Ce lundi, l’équipe de Green Rush accueille, avec la complicité d’Annick Rivoire de Poptronics, le lancement du projet Seedsburo de Valentin Lacambre, pionnier de l’Internet indépendant, fondateur de l’hébergeur Altern et du registrar Gandi. Seedsburo est un projet pour libérer les graines qui poussent autour de nous. Seedsburo invite chacun à cueillir les graines et fleurs présentes dans l’espace public et à documenter leur provenance, afin que le catalogue des plantes du projet permette d’empêcher des entreprises de se les approprier, si nécessaire à travers une action judiciaire.
Seedsburo est la face visible, participative et contributive, de l’autre projet de Valentin Lacambre, Bongraine.info, un « semencier spécialisé dans la fabrication et la distribution de semences adaptées à une agriculture biologique », explique-t-il. Il s’agit de proposer des « semences fermières, de lignées stables et libres d’usage, 100% biologiques, pour le jardin ou pour la ferme, des variétés sélectionnés, adaptées à la clientèle des circuits courts ». Contrairement à Seedsburo qui s’adresse à un large public, Bongraine est avant tout destiné aux « agriculteurs qui envisagent de passer à une agriculture biologique avec des variétés génétiques qui leur assurent un meilleur rendement financier qu’en agriculture conventionnelle ».
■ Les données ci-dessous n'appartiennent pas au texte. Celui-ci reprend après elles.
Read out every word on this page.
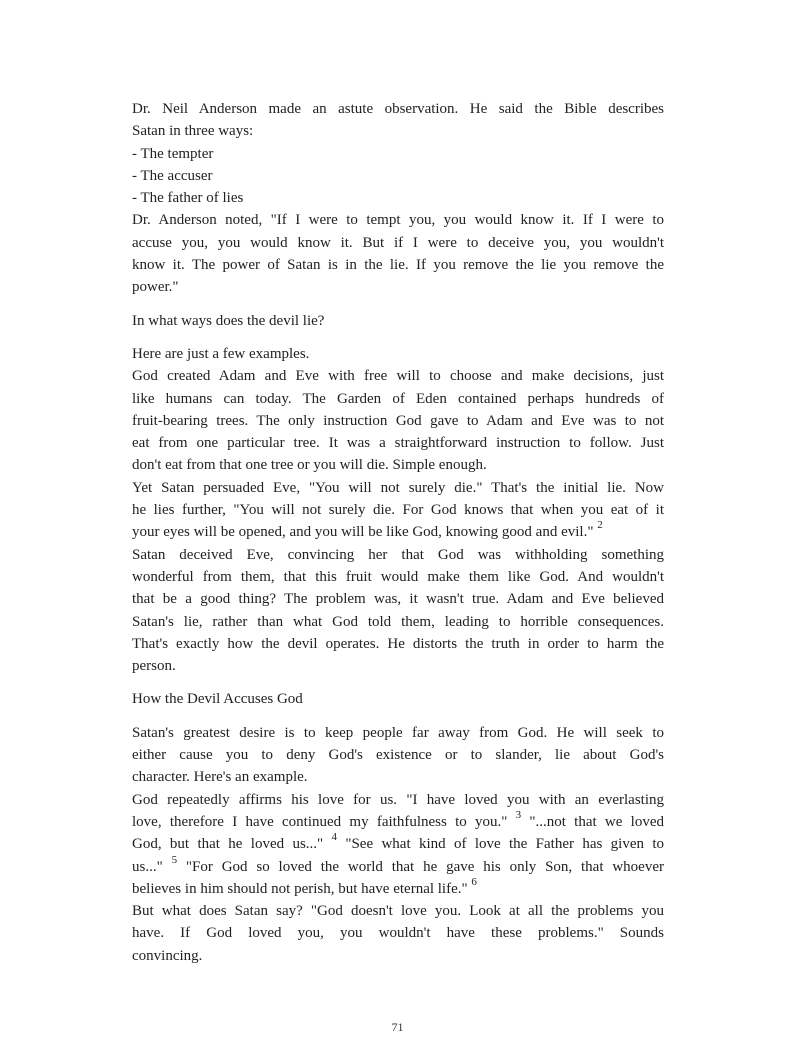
Dr. Neil Anderson made an astute observation. He said the Bible describes
Satan in three ways:
- The tempter
- The accuser
- The father of lies
Dr. Anderson noted, "If I were to tempt you, you would know it. If I were to
accuse you, you would know it. But if I were to deceive you, you wouldn't
know it. The power of Satan is in the lie. If you remove the lie you remove the
power."
In what ways does the devil lie?
Here are just a few examples.
God created Adam and Eve with free will to choose and make decisions, just
like humans can today. The Garden of Eden contained perhaps hundreds of
fruit-bearing trees. The only instruction God gave to Adam and Eve was to not
eat from one particular tree. It was a straightforward instruction to follow. Just
don't eat from that one tree or you will die. Simple enough.
Yet Satan persuaded Eve, "You will not surely die." That's the initial lie. Now
he lies further, "You will not surely die. For God knows that when you eat of it
your eyes will be opened, and you will be like God, knowing good and evil." $^2$
Satan deceived Eve, convincing her that God was withholding something
wonderful from them, that this fruit would make them like God. And wouldn't
that be a good thing? The problem was, it wasn't true. Adam and Eve believed
Satan's lie, rather than what God told them, leading to horrible consequences.
That's exactly how the devil operates. He distorts the truth in order to harm the
person.
How the Devil Accuses God
Satan's greatest desire is to keep people far away from God. He will seek to
either cause you to deny God's existence or to slander, lie about God's
character. Here's an example.
God repeatedly affirms his love for us. "I have loved you with an everlasting
love, therefore I have continued my faithfulness to you." $^3$ "...not that we loved
God, but that he loved us..." $^4$ "See what kind of love the Father has given to
us..." $^5$ "For God so loved the world that he gave his only Son, that whoever
believes in him should not perish, but have eternal life." $^6$
But what does Satan say? "God doesn't love you. Look at all the problems you
have. If God loved you, you wouldn't have these problems." Sounds
convincing.
71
L’intérêt pour un projet dédié exclusivement aux graines pourrait étonner de la part d’une personne si impliquée dans l’Internet. Pour Valentin Lacambre, « la liaison entre les logiciels libres et les semences biologiques est la notion de “bien commun”. Les plantes étaient là avant nous. Toutes les variétés brevetées ou sous copyright ont pour origine des plantes libres, poussant dans la nature sans intervention humaine. Il en va de même pour les logiciels qui ne sont pas autre chose que des formules mathématiques emboîtées, et les mathématiques préexistaient sinon à l’homme, du moins aux industriels. Dans les deux cas, l’époque est à la privatisation de ce qui n’appartient à personne : les idées et les gènes. »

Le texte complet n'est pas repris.